I am one of those new-Age Vatican II converts but I do believe in both love for each other including the sinners and teaching of the laws of God. We must remember that Christ ate with both tax collectors and Pharisees alike.


#18

[quote="joandarc2008, post:17, topic:178198"]

Lets take the situation you mention of a woman unable to practice NFP due to her dh. Well, if her dh takes actions that are not of her own, that is not her sin it is his. As far as how can she deal with him knowing he is sinful on such an intimate level - well, simple. Jesus is love.

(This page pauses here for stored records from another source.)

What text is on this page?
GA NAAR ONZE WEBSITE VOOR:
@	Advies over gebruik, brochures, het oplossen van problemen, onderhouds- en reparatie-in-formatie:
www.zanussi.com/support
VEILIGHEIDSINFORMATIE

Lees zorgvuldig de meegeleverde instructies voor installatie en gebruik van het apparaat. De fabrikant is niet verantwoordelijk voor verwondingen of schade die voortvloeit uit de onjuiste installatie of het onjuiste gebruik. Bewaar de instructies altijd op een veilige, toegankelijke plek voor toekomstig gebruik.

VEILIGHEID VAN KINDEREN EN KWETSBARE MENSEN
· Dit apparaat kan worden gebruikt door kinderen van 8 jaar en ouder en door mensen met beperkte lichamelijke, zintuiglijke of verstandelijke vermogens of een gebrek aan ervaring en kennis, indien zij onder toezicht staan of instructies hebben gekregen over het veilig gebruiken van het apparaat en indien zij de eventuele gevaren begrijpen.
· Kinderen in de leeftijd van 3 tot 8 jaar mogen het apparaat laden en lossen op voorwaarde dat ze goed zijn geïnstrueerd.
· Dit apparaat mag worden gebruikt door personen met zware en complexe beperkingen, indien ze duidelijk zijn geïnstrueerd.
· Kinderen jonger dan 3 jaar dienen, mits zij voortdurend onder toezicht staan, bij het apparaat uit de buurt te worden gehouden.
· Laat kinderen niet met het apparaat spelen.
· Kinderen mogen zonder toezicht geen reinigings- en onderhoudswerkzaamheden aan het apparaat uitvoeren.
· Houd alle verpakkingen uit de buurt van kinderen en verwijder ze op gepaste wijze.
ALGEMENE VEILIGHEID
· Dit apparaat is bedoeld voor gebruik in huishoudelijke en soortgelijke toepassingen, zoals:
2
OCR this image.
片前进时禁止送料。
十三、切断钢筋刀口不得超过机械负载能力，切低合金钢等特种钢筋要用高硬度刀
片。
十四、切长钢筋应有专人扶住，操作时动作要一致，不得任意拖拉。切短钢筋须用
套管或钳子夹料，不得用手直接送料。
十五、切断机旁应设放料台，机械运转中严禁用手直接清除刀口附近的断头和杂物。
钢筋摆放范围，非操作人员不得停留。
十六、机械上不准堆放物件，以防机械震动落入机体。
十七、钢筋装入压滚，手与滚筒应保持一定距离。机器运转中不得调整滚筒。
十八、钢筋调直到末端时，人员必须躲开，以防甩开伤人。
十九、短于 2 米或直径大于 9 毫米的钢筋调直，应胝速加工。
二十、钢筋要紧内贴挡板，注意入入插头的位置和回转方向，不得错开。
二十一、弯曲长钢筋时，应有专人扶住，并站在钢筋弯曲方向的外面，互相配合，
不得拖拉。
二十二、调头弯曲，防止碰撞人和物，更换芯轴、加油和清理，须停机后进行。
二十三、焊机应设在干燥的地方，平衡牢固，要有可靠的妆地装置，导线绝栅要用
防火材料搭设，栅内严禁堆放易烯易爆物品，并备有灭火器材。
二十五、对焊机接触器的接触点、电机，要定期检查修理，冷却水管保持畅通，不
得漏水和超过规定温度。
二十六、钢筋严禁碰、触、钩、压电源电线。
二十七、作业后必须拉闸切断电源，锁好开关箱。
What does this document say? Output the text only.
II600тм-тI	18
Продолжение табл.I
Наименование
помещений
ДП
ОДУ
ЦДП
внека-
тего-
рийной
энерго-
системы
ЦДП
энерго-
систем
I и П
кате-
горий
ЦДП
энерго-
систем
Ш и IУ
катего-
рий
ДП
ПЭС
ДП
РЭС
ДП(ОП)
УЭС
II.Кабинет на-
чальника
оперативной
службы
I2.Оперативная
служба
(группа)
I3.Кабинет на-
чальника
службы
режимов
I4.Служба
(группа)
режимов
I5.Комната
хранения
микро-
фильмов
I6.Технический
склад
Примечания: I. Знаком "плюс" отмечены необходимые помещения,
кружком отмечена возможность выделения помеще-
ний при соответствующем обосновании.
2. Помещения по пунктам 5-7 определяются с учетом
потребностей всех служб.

But the two are one; and when one consents for the greater good of unity, one is consenting nevertheless...... there will always be a line that must be drawn when the choice for unity, emotionally or otherwise, is disregarded. I am just not sure it needs to be over the form of how one chooses to limit or forgo getting pregnant..... abortive measures not included. Natural, carried too far in practice would forgo pace-makers so that natural death occurs rather than technologically assisted life.

I am one of those new-Age Vatican II converts but I do believe in both love for each other including the sinners and teaching of the laws of God. We must remember that Christ ate with both tax collectors and Pharisees alike.

[/quote]

And I truly thank you for this above. I wish it was reflected more often on issues like this on these forums. I don't want anyone to get the wrong idea so I do want to say that in my career at the risk of losing my license, I have saved several babies from the abortion mills (thank God this is an anonymous place!). Further, I have been blessed to hold two of those babies and hear from a priest friend of mine about a couple of others. Probably one of the most gratifying memories of my career-- during the Clinton debauchery years too! So I hope when I meet God, He won't ding me too badly for my stance on artificial, non-abortive birth control in special cases to save lives. I love our church and our God more than my posts would let on...... so don't mind my feisty opinionated stances on some things.

Blessings on you and your husband and family and thank you for your loving response.


#19

So what would happen if one party was sterilized for reasons that were NOT medical (i.e. they had it done during a previous marriage). What would be the options for such a couple who wish to marry in the Catholic church?


#20

I’m sure there are many… :smiley:
But I’ll let someone more knowledgable answer that question.